Referenced in Channelpedia wiki pages of: none

Automatically associated channels: Nav1.5 , Slo1



Title: Correlations between clinical and physiological consequences of the novel mutation R878C in a highly conserved pore residue in the cardiac Na+ channel.

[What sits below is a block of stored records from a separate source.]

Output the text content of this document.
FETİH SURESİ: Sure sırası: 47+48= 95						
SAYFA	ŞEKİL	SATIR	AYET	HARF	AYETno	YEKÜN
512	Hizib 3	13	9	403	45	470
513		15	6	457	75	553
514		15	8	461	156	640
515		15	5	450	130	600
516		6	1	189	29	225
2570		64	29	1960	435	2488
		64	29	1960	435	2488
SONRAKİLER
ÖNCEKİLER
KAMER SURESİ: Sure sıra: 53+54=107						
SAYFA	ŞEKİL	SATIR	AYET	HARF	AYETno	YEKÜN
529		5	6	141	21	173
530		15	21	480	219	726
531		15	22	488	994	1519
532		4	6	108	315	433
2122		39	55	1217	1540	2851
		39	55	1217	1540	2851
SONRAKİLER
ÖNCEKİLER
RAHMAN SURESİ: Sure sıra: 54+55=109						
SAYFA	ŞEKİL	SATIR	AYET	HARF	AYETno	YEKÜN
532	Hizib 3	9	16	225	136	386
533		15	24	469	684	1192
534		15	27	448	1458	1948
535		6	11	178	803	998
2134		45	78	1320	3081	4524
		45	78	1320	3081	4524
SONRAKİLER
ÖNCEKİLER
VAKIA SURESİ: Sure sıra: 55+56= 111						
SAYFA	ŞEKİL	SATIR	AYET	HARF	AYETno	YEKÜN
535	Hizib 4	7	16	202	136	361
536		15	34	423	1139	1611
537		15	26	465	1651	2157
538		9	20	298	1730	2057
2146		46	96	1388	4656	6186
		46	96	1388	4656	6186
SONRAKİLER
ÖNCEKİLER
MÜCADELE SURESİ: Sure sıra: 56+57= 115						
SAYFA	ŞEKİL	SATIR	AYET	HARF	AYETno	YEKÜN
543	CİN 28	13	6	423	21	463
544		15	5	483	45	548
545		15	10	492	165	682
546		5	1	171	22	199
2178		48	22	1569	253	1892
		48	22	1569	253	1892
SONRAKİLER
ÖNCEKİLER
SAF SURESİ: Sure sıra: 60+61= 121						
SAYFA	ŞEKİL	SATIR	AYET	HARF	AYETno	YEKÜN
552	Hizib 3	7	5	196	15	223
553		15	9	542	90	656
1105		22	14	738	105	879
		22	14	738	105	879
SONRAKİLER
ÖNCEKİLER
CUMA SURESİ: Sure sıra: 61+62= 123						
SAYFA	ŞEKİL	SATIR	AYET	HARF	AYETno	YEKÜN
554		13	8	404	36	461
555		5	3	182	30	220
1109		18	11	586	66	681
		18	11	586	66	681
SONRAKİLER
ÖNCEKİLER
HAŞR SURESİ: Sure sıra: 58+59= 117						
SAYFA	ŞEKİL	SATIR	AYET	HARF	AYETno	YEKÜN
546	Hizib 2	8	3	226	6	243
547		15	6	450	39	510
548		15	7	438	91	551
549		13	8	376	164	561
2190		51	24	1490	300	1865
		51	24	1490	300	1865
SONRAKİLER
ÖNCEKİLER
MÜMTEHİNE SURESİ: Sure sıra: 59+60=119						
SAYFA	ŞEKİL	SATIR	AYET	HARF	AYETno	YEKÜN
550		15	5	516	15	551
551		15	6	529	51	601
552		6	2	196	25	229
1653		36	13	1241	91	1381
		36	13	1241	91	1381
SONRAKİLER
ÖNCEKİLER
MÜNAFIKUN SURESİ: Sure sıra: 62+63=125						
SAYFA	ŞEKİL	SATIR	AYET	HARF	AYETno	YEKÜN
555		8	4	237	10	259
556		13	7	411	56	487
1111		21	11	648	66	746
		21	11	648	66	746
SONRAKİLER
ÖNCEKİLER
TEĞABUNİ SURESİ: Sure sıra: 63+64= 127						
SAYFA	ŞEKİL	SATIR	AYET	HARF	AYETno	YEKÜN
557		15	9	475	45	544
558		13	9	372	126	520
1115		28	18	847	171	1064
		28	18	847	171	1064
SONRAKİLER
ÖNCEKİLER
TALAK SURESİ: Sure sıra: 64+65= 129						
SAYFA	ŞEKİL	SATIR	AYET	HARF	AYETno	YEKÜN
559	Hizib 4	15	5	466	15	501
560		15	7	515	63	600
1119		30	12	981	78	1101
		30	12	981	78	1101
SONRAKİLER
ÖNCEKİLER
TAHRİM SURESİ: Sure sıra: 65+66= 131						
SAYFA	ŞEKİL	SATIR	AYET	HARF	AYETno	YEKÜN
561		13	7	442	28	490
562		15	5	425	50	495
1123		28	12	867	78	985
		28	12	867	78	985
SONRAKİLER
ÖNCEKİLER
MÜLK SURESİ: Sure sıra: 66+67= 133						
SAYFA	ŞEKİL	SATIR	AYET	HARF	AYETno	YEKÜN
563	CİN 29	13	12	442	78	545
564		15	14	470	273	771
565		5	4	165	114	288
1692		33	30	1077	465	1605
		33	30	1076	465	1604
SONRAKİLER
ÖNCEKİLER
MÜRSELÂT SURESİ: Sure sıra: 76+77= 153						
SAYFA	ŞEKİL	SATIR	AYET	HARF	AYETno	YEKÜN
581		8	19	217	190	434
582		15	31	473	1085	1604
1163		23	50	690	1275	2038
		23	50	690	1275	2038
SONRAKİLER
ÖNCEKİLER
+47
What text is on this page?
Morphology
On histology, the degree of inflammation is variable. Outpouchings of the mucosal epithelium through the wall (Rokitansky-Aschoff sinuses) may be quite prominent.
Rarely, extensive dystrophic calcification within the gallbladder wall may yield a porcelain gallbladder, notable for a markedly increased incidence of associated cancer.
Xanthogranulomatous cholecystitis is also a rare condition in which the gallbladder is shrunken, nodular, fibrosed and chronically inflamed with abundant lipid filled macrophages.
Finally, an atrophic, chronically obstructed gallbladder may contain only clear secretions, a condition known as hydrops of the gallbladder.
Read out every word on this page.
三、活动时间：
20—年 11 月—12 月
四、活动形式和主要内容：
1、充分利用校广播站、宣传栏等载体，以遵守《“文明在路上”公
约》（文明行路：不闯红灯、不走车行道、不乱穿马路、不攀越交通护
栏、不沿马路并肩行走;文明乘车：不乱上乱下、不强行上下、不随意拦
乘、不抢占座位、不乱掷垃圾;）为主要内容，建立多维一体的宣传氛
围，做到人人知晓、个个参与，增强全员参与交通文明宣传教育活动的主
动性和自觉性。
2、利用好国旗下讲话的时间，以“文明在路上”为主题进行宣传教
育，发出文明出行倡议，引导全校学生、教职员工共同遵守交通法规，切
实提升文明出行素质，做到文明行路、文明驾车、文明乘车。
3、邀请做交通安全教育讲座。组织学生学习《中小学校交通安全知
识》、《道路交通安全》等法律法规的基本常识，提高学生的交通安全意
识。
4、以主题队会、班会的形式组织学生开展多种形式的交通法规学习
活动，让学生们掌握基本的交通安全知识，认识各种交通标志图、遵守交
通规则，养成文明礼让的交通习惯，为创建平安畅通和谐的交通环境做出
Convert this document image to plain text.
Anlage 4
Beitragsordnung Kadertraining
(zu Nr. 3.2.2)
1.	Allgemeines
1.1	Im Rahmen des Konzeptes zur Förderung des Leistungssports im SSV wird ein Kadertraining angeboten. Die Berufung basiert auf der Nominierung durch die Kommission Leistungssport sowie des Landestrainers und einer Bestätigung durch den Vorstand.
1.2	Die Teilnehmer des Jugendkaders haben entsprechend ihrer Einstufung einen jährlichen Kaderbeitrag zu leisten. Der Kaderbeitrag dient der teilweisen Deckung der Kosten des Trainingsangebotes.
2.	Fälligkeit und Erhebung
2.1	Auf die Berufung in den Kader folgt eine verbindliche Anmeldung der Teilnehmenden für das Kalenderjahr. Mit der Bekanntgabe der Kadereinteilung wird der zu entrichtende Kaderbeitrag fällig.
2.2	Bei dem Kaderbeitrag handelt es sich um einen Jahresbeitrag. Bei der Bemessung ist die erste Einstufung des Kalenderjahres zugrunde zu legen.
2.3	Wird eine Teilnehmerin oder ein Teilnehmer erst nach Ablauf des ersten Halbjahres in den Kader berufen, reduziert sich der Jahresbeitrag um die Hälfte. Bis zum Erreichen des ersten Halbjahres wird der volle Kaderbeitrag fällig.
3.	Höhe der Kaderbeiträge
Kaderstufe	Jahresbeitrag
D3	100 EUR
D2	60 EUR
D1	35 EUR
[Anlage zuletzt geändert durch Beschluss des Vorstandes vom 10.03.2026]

Authors: Y Zhang, T Wang, A Ma, X Zhou, J Gui, H Wan, R Shi, C Huang, A A Grace, C L-H Huang, D Trump, H Zhang, T Zimmer, M Lei

Journal, date & volume: Acta Physiol (Oxf), 2008 Dec , 194, 311-23

PubMed link: http://www.ncbi.nlm.nih.gov/pubmed/18616619


Abstract
We compared the clinical and physiological consequences of the novel mutation R878C in a highly conserved pore residue in domain II (S5-S6) of human, hNa(v)1.5, cardiac Na(+) channels.Full clinical evaluation of pedigree members through three generations of a Chinese family combined with SCN5A sequencing from genomic DNA was compared with patch and voltage-clamp results from two independent expression systems.The four mutation carriers showed bradycardia, and slowed sino-atrial, atrioventricular and intraventricular conduction. Two also showed sick sinus syndrome; two had ST elevation in leads V1 and V2. Unlike WT-hNa(v)1.5, whole-cell patch-clamped HEK293 cells expressing R878C-hNa(v)1.5 showed no detectable Na(+) currents (i(Na)), even with substitution of a similarly charged lysine residue. Voltage-clamped Xenopus oocytes injected with either 0.04 or 1.5 microg microL(-1) R878C-hNa(v)1.5 cRNA similarly showed no i(Na), yet WT-hNa(v)1.5 cRNA diluted to 0.0004-0.0008 ng microL(-1)resulted in expression of detectable i(Na). i(Na) was simply determined by the amount of injected WT-hNa(v)1.5: doubling the dose of WT-hNa(v)1.5 cRNA doubled i(Na). i(Na) amplitudes and activation and inactivation characteristics were similar irrespective of whether WT-hNa(v)1.5 cRNA was given alone or combined with equal doses of R878C-hNa(v)1.5 cRNA therefore excluding dominant negative phenotypic effects. Na(+) channel function in HEK293 cells transfected with R878C-hNa(v)1.5 was not restored by exposure to mexiletine (200 microM) and lidocaine (100 microM). Fluorescence confocal microscopy using E3-Nav1.5 antibody demonstrated persistent membrane expression of both WT and R878C-hNa(v)1.5. Modelling studies confirmed that such i(Na) reductions reproduced the SSS phenotype.Clinical consequences of the novel R878C mutation correlate with results of physiological studies.